Abhishek Srivastava, Koushik Biswas, Gorkem Durak, Gulsah Ozden,, Mustafa Adli, Ulas Bagci

TL;DR
This paper evaluates the necessity of long-range sequence modeling in 3D colorectal tumor segmentation, finding that local interactions can outperform global models in complex, small-region cases, challenging current trends.
Contribution
It introduces a new dataset and demonstrates that local token interactions can surpass long-range models like Transformers in specific segmentation scenarios.
Findings
Local token interactions outperform long-range models in small, complex regions
Proposes a shift in 3D tumor segmentation research focus
Introduces the CTS-204 dataset for colorectal tumor segmentation
Abstract
Segmentation of colorectal cancer (CRC) tumors in 3D medical imaging is both complex and clinically critical, providing vital support for effective radiation therapy planning and survival outcome assessment. Recently, 3D volumetric segmentation architectures incorporating long-range sequence modeling mechanisms, such as Transformers and Mamba, have gained attention for their capacity to achieve high accuracy in 3D medical image segmentation.
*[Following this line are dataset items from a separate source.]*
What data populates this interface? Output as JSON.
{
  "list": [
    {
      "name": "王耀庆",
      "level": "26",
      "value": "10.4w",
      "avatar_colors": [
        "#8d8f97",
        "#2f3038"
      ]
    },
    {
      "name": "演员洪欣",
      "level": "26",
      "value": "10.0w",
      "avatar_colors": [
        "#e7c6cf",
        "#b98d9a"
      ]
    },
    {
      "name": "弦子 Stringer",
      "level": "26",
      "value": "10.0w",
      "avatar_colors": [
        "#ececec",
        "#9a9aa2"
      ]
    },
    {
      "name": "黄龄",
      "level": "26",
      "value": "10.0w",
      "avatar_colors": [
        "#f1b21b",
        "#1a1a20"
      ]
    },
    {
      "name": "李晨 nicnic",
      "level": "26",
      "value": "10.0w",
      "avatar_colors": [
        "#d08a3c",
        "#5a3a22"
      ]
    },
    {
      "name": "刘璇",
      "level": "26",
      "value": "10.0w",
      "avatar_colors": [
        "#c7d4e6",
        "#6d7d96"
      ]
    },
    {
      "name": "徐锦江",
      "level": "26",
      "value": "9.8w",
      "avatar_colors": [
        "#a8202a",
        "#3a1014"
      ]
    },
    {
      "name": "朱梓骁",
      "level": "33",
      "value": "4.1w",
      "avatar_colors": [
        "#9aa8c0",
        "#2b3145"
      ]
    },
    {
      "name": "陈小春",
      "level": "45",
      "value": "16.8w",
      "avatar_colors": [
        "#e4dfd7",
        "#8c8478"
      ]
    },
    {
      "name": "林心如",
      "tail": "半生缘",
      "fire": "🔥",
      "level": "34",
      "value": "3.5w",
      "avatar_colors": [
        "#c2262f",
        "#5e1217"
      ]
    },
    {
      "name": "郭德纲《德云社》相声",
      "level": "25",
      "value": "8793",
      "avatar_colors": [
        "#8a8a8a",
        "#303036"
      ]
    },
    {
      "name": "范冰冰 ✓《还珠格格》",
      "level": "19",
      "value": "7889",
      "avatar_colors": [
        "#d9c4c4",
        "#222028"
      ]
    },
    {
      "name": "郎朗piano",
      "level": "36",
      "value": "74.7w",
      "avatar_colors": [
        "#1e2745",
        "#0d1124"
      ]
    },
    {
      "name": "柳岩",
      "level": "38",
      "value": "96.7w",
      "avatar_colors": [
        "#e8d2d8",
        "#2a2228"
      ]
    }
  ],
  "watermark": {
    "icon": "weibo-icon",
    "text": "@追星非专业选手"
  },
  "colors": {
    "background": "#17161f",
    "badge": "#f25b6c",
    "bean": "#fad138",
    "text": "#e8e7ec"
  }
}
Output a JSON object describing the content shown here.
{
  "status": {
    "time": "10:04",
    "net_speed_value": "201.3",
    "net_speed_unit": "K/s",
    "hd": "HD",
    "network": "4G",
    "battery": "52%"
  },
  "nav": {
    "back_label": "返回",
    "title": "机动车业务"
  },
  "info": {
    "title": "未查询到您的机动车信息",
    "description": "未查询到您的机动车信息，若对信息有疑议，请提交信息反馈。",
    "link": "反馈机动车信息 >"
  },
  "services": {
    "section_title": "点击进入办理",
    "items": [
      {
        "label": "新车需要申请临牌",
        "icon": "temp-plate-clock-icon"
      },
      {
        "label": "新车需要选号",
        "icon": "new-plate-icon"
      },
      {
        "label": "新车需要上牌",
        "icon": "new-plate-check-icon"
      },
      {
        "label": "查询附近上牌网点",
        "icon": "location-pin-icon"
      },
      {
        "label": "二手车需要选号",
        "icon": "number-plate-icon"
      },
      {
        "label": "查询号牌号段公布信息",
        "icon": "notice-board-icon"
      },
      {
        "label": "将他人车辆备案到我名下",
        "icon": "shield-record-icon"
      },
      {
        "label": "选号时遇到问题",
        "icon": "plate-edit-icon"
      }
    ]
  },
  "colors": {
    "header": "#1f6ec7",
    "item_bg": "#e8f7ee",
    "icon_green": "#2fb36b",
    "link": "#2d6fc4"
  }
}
In this work, we evaluate the effectiveness of these global token modeling techniques by pitting them against our proposed MambaOutUNet within the context of our newly introduced colorectal tumor segmentation dataset (CTS-204). Our findings suggest that robust local token interactions can outperform long-range modeling techniques in cases where the region of interest is small and anatomically complex, proposing a potential shift in 3D tumor…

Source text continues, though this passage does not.